Our Supreme Court has decided the contrary. The court has just ruled that the phrase "admitted free" is ambiguous. Instead, the justices decided that "full economic integration would undermine the very nature of our country which is built on regional diversity." Thus, a province must be allowed to pass laws which achieve other goals (i.e. protecting New Brunswick beer drinkers from access to Quebec suds) – even if it overrides Section 121. The Supreme Court has called such restrictions on the transfer of goods "incidental effects." Clearly Section 121 is now redundant if not unpatriotic.

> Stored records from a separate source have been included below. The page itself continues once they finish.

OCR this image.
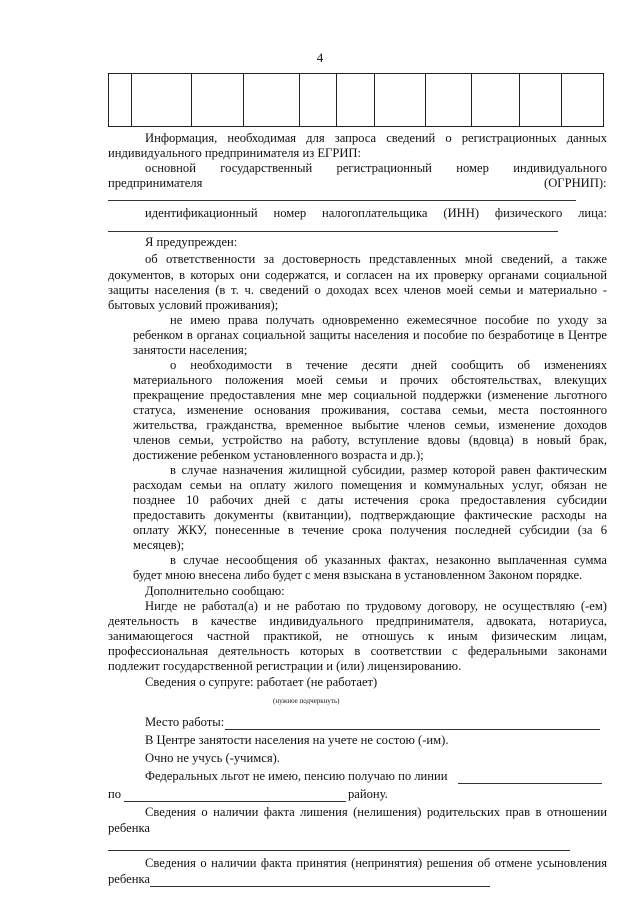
4

Информация, необходимая для запроса сведений о регистрационных данных
индивидуального предпринимателя из ЕГРИП:
основной государственный регистрационный номер индивидуального
предпринимателя	(ОГРНИП):
идентификационный номер налогоплательщика (ИНН) физического лица:
Я предупрежден:
об ответственности за достоверность представленных мной сведений, а также
документов, в которых они содержатся, и согласен на их проверку органами социальной
защиты населения (в т. ч. сведений о доходах всех членов моей семьи и материально -
бытовых условий проживания);
не имею права получать одновременно ежемесячное пособие по уходу за
ребенком в органах социальной защиты населения и пособие по безработице в Центре
занятости населения;
о необходимости в течение десяти дней сообщить об изменениях
материального положения моей семьи и прочих обстоятельствах, влекущих
прекращение предоставления мне мер социальной поддержки (изменение льготного
статуса, изменение основания проживания, состава семьи, места постоянного
жительства, гражданства, временное выбытие членов семьи, изменение доходов
членов семьи, устройство на работу, вступление вдовы (вдовца) в новый брак,
достижение ребенком установленного возраста и др.);
в случае назначения жилищной субсидии, размер которой равен фактическим
расходам семьи на оплату жилого помещения и коммунальных услуг, обязан не
позднее 10 рабочих дней с даты истечения срока предоставления субсидии
предоставить документы (квитанции), подтверждающие фактические расходы на
оплату ЖКУ, понесенные в течение срока получения последней субсидии (за 6
месяцев);
в случае несообщения об указанных фактах, незаконно выплаченная сумма
будет мною внесена либо будет с меня взыскана в установленном Законом порядке.
Дополнительно сообщаю:
Нигде не работал(а) и не работаю по трудовому договору, не осуществляю (-ем)
деятельность в качестве индивидуального предпринимателя, адвоката, нотариуса,
занимающегося частной практикой, не отношусь к иным физическим лицам,
профессиональная деятельность которых в соответствии с федеральными законами
подлежит государственной регистрации и (или) лицензированию.
Сведения о супруге: работает (не работает)
(нужное подчеркнуть)
Место работы:
В Центре занятости населения на учете не состою (-им).
Очно не учусь (-учимся).
Федеральных льгот не имею, пенсию получаю по линии
по	району.
Сведения о наличии факта лишения (нелишения) родительских прав в отношении
ребенка
Сведения о наличии факта принятия (непринятия) решения об отмене усыновления
ребенка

Happily the North American Free Trade Agreement and our Comprehensive Economic Trade Agreement with the European Union, in particular, drove provinces to try to ensure that Canadian companies and trades have at least the same rights as foreign ones. And neither the United States or the EU want to negotiate trade agreements with our provinces. Further, in 2017, our provinces concluded a Canadian Free Trade Agreement which, at last, addressed the full range of inter-provincial trade issues including an appeal process. Issues remain of course – such as food inspection processes, training requirements for trades, registration of professionals and occupational health and safety issues. Thus, until the most recent Supreme Court ruling, we seem to have been making progress. The Supreme Court ignored this document.

Unfortunately none of these help us with our Trans Mountain Pipeline debacle. And to be fair, I am sympathetic with the evangelically proclaimed determination of the British Columbia government to prevent the contamination of the earth by tripling the amount of Alberta oil to be piped through their lands and destined to foreign countries. Enthused by my Canadian disposition for fair play, honesty and generosity of spirit, I happened to take a peek at the international trade data from B.C. In 2017, B.C. exports totalled $43.7 billion worth of goods and commodities. Of that amount, $11 billion, or 25 per cent was energy. Natural gas and electricity accounted for $3.4 billion. But it was coal that made up the bulk of energy exports to the tune of $6.6 billion. The principal customers were Japan, Korea and China.

Is it possible then that the B.C. government, rather than wishing to save the planet from despoliation as China, Korea and Japan burn atmosphere-polluting Alberta oil, are more concerned about Alberta oil supplanting B.C. coal as an energy source in these countries. Let us not refer this to the Supreme Court please.